Los santos acostumbran a tener arrebatos de locura divina. Por el contrario, los cuerdos, según el mundo, no llegan a la santidad heroica. La vida burguesa, sin complicaciones, empachada de cálculos egoístas, se opone diametralmente a la de los santos. Decía San Antonio de Padua: «Llegará un tiempo en que los hombres se volverán locos (pues es una locura abandonar a Dios), y a los que no lo estén, los hombres les dirán: Estáis locos».
Con la rapidez y fuerza de un rayo.
El día de San Sebastián de 1537, San Juan de Avila predicaba en Granada. Se había hecho célebre por sus correrías apostólicas por Andalucía. Una gran multitud acudió a escucharle.

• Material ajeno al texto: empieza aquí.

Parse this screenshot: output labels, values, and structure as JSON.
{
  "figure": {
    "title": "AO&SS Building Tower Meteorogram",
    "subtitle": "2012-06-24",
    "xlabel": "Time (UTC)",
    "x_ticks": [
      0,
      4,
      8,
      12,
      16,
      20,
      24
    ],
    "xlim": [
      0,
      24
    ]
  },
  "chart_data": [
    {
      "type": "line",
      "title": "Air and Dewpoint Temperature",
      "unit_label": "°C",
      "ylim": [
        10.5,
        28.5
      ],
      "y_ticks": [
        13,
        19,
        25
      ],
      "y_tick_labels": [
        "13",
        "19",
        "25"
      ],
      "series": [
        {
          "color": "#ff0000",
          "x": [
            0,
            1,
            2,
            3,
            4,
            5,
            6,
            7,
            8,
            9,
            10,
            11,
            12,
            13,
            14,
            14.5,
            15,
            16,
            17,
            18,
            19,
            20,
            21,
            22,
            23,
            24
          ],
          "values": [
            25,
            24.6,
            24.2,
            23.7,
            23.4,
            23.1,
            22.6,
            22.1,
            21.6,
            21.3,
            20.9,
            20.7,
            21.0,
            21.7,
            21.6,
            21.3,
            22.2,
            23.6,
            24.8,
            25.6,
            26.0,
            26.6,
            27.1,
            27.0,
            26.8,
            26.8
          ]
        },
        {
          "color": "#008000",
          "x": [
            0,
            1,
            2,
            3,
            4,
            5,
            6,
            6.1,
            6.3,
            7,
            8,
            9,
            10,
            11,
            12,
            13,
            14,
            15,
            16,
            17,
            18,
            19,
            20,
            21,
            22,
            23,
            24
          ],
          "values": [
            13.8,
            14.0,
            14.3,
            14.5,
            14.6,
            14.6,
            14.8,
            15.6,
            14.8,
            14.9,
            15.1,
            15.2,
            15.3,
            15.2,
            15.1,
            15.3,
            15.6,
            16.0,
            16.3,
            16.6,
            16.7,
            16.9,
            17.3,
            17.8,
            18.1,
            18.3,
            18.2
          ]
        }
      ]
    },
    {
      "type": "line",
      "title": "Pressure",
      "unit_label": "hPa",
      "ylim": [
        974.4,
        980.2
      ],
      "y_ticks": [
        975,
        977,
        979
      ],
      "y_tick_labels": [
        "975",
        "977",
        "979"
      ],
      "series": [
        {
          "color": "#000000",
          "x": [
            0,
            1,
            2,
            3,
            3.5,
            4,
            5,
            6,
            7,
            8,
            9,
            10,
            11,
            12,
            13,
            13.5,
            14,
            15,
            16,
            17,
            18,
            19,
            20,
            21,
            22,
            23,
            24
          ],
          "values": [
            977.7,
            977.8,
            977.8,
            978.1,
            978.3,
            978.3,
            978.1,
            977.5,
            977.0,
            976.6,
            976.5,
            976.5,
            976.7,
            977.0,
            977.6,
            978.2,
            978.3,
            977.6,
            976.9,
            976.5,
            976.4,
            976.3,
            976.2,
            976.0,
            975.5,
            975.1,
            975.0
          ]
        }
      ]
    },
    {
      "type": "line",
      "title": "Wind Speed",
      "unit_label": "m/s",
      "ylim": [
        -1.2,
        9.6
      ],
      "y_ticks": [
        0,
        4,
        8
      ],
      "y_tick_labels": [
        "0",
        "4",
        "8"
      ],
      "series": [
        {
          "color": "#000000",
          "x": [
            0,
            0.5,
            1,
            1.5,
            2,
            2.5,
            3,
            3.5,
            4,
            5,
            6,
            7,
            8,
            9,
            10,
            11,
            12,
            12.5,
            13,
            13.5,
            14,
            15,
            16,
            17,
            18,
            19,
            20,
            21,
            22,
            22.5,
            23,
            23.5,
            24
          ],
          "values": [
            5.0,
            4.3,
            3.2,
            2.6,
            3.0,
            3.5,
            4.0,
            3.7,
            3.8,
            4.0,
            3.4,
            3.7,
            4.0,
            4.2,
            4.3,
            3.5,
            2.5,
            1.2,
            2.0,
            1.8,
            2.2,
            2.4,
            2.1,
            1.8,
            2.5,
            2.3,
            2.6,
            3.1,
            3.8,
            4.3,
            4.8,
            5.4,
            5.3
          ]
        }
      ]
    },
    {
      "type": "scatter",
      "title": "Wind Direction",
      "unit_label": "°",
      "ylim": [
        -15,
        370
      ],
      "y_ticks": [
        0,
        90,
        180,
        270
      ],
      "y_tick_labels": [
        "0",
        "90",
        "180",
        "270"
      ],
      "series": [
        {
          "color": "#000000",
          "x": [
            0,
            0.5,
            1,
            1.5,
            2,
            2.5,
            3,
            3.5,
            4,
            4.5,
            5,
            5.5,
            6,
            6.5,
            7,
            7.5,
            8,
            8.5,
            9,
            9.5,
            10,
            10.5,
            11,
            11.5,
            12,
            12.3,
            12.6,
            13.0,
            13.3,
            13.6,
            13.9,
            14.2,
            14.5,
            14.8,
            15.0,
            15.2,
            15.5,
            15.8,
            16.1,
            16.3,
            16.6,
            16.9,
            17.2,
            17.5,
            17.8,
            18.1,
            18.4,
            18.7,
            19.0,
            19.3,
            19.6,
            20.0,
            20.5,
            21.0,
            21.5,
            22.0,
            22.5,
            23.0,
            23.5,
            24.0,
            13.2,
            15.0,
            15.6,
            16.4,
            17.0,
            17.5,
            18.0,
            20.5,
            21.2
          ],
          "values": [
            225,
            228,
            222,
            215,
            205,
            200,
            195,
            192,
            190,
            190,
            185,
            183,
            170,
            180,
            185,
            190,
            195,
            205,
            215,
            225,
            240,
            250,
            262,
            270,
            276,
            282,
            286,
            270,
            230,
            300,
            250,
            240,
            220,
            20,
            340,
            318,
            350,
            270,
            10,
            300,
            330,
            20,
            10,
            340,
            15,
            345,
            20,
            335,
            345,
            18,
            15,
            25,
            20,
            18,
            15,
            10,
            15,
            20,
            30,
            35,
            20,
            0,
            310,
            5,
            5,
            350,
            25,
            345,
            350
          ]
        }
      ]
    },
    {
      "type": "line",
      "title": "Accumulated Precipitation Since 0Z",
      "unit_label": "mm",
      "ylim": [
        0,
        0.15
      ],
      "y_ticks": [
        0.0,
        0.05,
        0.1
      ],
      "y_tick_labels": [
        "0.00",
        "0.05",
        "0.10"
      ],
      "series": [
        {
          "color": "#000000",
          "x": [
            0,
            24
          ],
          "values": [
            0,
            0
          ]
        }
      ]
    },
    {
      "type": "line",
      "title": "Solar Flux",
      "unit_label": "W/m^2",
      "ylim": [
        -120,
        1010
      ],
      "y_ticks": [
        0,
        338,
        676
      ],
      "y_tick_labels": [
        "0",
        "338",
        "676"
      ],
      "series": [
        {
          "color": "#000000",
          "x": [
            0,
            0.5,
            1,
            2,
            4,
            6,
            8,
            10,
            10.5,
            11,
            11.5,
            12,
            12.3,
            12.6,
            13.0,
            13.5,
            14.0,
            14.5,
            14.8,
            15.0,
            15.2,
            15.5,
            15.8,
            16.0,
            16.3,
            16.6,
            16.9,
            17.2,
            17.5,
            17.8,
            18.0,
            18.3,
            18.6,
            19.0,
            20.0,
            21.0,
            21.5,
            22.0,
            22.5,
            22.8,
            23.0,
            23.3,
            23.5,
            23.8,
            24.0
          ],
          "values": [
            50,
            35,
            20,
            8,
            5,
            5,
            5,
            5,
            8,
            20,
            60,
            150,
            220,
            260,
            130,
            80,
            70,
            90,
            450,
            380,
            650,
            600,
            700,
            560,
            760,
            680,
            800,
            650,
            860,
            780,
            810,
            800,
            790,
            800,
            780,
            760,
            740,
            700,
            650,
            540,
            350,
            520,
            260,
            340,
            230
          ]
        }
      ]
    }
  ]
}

Reprendió duramente los viciosos, y predicó sobre las virtudes y el amor de Dios. De repente un grito rompe el silencio del público: «¡Misericordia, Señor!». Un hombre se da cabezazos contra el suelo, se tira de los pelos y da muestras de un profundo dolor y pesar por sus pecados. Sale de la ermita, y en su casa rompe cuantos libros de caballerías tenía en venta, distribuye los piadosos entre los que le habían seguido, y se queda con lo imprescindible para vivir. ¡Se ha vuelto loco!, piensa la gente.
Aquel hombre se confesó con el Padre Avila, quien comprendió que su penitente no estaba loco. Lo consoló y animó a seguir las inspiraciones de Dios.
Juan Ciudad
Había nacido en 1495 en Portugal de familia hondamente cristiana, que a los ocho años abandonó. En Oropesa (Toledo) fue pastor; luego, ávido de aventuras, se alistó en el ejército. De regreso a su tierra natal, se entera de la muerte de sus padres. Lleva vida errante, y acaba estableciéndose en Ayamonte, Sevilla, Gibraltar y Granada. Ejerce oficios variados y practica obras de caridad (pastor, enfermero, vendedor ambulante de libros…). Se dedica a trabajar mucho para sacar adelante a una familia amiga que se había enfermado. Este amigo le dice proféticamente: «Juan, si la caridad se perdiese en la tierra, la encontraríamos en ti». En Granada le llegó la conversión. Tenía algo más de cuarenta años.
Juan de Dios
A partir de este momento encontramos a un Juan enloquecido por Dios y soñando únicamente con servirle cada vez mejor. El amor de Dios y del prójimo se había apoderado de él. Elige a su confesor como director de su conciencia. Él le confirma en sus propósitos de entregarse al cuidado de los enfermos. Para ello alquila una casa que convierte en hospital. Poco a poco va llenando su hospital de cuantos enfermos halla por las calles, dando muestras de una caridad extraordinaria. Pedía limosna para sus pobres a todas horas sin el más mínimo respeto humano, así como recogía y llevaba a los enfermos más repugnantes para luego cuidarlos. Un gran sentido sobrenatural le hacía ver en ellos a Cristo sufriente.
A pesar de las dificultades no abandona su labor. Ante el cansancio, su confesor le dice: «No podéis abandonar sin ofensa de Dios el estado para el que Él os ha elegido». Así pasó los últimos años de su vida en medio de los desechos humanos e identificándose con ellos. ¿Quién sino un loco por Dios hubiera soportado lo que él? Se «desvencijó» y acabó su vida el 8 de marzo de 1550, a los 58 años.
Obtuvo conversiones increíbles, fue mucho mayor el bien que hizo a las almas que a los cuerpos… La estela de sus virtudes fue imborrable y este humilde servidor de Jesucristo dejó a la Santa Iglesia una legión de hijos, los Hermanos Hospitalarios de San Juan de Dios, que siguen sus pasos, imitando su amor a la pobreza.
Esta es la historia de Juan de Dios, un «loco a lo divino». Así son los santos.